Born on February 9, 1851, as James M. Riley in Mississippi, he worked as a cowboy in Texas when he grew up. A lifelong horse thief, he was said to have stolen his first steed at 14. In 1870, he was convicted of murder in Texas but was able to make his escape.
It was probably after this scrape with the law that he began to use the alias David Charles Middleton, but for whatever reasons, was often more familiarly called “Doc.” During his “career” as a horse thief, he would also go by the name of Jack Lyons and was also known as “Texas Jack,” “Gold-Tooth Jack,” “Gold-Tooth Charley,” and others.
He made his way north on a cattle drive to Ogallala, Nebraska, in 1876. In January 1877, he killed a soldier named James Keefe in a Sidney, Nebraska saloon.
Though arrested, he escaped again and made his way to Wyoming, where he began to organize a gang of outlaws called the “Pony Boys.” The men quickly began to steal horses, primarily from Indians but sometimes from the government as well. Operating in Nebraska, Iowa, the Dakotas, and as far south as Texas, they were responsible for stealing thousands of horses.
The Indians became angry at losing the horses and began to retaliate by taking the mounts of ranchers. Within no time, nearly every stolen horse was blamed on the Pony Boys, and a $1,000 reward was placed on Middleton’s head.
After the gang stole some 40 head of horses in 1878, Wyoming Stock Grower’s Association detective Billy Lykins gathered a posse and pursued the bandits. Catching up with the outlaws near Julesburg, Colorado, Middleton was captured after a shoot-out and the stolen horses retrieved. That night, however, Middleton was once again able to escape, but the detective was determined.
Soon, Lykins joined efforts with the Union Pacific Railroad and Department of Justice Special Agent William Llewellyn. They tracked Middleton to the Niobrara Valley in Nebraska, where, after a shoot-out, in which Middleton was struck in the stomach, he was finally captured. He was first taken to Sidney, Nebraska, and later transferred to Cheyenne, Wyoming, to stand trial. There, he pleaded guilty to horse stealing and received a five-year sentence. He was placed in a Nebraska prison on September 18, 1879, and released on June 18, 1883.
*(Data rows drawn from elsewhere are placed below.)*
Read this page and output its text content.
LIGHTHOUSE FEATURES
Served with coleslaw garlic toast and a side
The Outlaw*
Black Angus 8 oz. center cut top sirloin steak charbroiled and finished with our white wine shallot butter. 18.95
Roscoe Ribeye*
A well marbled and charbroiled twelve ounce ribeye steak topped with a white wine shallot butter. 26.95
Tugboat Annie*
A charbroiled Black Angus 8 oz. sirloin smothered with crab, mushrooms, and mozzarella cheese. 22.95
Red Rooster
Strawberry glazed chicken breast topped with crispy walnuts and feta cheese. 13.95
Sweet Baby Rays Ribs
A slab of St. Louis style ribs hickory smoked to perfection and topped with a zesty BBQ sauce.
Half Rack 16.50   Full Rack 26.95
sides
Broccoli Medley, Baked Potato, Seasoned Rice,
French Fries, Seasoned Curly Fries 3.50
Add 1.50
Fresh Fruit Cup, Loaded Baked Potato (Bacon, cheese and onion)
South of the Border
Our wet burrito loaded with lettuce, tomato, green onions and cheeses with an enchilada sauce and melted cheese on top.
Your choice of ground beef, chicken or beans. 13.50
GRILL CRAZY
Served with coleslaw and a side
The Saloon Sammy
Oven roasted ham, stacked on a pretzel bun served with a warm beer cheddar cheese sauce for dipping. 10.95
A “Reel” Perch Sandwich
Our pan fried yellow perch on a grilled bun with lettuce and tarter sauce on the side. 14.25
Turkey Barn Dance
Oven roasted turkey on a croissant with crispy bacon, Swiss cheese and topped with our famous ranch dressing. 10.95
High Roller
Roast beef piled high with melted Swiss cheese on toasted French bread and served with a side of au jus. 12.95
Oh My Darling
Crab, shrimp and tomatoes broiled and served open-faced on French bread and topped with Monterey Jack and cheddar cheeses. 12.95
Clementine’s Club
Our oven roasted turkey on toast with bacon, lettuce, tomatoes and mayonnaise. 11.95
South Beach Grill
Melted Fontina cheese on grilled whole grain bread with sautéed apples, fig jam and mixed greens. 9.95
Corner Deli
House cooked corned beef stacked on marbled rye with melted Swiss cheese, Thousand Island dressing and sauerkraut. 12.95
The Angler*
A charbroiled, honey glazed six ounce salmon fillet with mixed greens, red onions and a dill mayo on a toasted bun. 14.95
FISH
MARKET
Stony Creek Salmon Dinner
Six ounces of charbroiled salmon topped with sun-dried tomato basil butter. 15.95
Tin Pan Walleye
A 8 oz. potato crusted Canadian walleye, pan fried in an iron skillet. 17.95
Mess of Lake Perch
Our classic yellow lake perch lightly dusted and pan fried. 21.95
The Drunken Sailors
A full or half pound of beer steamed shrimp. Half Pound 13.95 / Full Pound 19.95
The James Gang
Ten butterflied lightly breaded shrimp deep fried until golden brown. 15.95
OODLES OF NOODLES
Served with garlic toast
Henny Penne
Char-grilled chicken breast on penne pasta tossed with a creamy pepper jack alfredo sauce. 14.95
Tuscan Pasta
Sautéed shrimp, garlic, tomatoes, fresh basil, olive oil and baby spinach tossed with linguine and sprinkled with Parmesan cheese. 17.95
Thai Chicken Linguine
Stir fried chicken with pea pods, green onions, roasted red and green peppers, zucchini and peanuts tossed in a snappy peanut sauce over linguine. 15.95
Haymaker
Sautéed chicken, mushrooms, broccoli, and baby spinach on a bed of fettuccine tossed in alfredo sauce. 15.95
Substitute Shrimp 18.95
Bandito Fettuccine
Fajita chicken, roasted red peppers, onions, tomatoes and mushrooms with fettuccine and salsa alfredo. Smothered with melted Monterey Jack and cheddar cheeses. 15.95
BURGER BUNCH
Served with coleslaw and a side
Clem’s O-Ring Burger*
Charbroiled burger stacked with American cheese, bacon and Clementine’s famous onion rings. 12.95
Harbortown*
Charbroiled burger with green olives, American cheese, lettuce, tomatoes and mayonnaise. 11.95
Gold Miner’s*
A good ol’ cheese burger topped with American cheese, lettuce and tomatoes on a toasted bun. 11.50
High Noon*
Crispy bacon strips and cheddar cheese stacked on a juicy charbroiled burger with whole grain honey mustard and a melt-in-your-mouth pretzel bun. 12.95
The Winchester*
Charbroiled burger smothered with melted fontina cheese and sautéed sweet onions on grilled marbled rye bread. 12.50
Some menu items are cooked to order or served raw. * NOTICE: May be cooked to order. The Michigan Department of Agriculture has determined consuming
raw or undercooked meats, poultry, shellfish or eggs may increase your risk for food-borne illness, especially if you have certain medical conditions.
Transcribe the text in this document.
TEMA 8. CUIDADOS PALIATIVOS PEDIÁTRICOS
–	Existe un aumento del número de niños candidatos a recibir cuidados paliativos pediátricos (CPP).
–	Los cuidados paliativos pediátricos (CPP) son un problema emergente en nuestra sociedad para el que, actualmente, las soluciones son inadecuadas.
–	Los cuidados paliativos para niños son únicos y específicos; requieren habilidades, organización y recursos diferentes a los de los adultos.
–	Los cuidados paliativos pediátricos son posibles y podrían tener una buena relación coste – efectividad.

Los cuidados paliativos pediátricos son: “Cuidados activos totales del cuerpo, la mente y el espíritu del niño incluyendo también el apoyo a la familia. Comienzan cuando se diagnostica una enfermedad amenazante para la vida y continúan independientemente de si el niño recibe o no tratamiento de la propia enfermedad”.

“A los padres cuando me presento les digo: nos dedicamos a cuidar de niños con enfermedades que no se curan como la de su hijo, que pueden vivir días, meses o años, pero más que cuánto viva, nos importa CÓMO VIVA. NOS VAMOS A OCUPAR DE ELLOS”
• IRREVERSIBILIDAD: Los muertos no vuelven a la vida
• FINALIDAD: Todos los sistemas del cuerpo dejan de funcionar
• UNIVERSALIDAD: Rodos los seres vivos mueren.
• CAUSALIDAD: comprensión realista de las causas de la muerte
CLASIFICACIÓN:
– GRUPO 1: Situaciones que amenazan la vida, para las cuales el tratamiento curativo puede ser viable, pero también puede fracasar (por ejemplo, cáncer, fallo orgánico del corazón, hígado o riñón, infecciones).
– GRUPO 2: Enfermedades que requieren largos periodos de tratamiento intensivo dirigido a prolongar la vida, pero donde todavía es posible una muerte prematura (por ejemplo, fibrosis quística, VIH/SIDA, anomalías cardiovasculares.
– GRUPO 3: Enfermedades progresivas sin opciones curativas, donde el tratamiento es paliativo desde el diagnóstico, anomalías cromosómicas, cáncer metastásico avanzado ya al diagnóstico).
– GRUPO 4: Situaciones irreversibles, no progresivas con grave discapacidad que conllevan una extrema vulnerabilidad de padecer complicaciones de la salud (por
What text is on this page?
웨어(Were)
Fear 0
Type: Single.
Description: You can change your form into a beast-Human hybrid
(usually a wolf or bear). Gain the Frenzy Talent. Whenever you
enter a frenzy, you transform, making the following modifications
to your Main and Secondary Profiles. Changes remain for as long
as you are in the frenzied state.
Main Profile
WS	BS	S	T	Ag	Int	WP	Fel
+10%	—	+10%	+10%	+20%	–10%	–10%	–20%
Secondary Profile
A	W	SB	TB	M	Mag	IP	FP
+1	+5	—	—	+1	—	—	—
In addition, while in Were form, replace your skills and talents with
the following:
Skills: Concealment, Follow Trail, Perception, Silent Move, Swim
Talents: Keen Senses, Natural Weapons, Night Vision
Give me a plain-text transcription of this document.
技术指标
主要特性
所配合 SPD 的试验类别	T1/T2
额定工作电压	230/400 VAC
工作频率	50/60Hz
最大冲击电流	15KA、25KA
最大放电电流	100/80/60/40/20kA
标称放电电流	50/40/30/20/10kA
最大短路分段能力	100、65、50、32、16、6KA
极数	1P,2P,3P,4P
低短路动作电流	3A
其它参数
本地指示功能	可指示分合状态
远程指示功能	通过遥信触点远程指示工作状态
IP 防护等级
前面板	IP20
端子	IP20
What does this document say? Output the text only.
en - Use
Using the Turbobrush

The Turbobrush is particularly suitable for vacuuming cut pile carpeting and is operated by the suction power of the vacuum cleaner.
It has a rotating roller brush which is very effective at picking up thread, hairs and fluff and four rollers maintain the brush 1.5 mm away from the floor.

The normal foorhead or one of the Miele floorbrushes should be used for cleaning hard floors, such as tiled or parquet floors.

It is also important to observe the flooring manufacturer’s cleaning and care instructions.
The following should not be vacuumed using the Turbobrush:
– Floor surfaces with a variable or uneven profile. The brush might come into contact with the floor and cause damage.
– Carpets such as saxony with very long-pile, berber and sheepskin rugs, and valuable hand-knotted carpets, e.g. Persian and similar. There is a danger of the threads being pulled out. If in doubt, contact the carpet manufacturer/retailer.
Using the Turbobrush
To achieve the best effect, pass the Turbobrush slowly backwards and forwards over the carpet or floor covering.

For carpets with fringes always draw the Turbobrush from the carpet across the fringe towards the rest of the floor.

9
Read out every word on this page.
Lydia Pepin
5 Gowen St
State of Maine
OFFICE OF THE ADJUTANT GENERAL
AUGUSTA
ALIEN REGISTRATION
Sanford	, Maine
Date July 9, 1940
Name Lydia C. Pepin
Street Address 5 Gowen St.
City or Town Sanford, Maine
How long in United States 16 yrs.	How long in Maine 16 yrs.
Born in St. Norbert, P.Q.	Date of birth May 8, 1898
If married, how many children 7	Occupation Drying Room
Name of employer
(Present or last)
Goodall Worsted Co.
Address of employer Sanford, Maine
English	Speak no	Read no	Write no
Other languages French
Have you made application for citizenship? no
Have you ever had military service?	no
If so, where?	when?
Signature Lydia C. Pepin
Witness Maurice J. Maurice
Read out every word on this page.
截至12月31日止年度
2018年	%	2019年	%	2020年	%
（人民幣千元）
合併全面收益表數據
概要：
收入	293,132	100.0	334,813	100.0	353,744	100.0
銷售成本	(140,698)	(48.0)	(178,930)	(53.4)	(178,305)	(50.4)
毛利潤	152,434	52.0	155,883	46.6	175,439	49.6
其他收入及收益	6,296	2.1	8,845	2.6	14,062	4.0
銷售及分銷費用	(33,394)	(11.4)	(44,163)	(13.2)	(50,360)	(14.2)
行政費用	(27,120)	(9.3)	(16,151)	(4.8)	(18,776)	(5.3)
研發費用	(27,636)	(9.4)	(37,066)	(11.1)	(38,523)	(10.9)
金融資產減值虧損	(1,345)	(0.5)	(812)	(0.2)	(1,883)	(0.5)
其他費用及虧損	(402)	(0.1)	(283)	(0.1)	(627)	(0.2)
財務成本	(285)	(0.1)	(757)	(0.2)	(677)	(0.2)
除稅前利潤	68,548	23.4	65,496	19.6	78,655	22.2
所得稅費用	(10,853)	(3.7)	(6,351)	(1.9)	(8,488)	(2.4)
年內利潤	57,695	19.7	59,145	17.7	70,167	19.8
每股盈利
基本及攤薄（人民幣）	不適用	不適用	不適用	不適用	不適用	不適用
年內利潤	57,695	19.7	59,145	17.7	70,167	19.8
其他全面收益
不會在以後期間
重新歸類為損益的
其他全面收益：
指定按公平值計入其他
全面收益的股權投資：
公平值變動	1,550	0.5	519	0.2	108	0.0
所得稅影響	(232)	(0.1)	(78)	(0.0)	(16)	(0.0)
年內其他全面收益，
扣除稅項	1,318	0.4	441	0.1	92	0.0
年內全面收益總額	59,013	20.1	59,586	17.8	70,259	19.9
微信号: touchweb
After his release, the members of his old gang had either been captured or killed, and Middleton worked at various occupations. He made his way to Gordon, Nebraska, where he lived for several years, working as a bartender, a gambler, a deputy sheriff, and even worked in Buffalo Bill’s Wild West Show for a few months.
During the 1890s, he relocated to Edgemont, South Dakota, where he operated a saloon for several years. In 1893, he entered the famed Chadron, Nebraska, to Chicago horse race, when the Columbian Exposition was held in Chicago, Illinois. Though he finished, he didn’t win.
Later, he opened a saloon at Ardmore, Nebraska, and bootlegged to the Sioux Indians on the Pine Ridge Reservation. After Fort Robinson soldiers wrecked his saloon, he moved again to Orin Junction, near Douglas, Wyoming, where he operated an illegal saloon.
During this time, a knife fight occurred in the saloon in which Doc was stabbed in the stomach. He was then arrested and held in the county jail. Infection developed just days later, and he died on December 13, 1913. He is buried in the Douglas Cemetery in Douglas, Wyoming.
Doc Middleton was described as a likable man, good-tempered, sober, and industrious despite his horse-thieving ways. He was never known to drink or gamble and made several friends among the frontier, including Bill Cody, Jim Cook, Print Olive, and several ranchers in where he was known to steal horses. He was described by the Cheyenne Daily Sun as a “golden-toothed lover of other folks’ cattle and horseflesh.”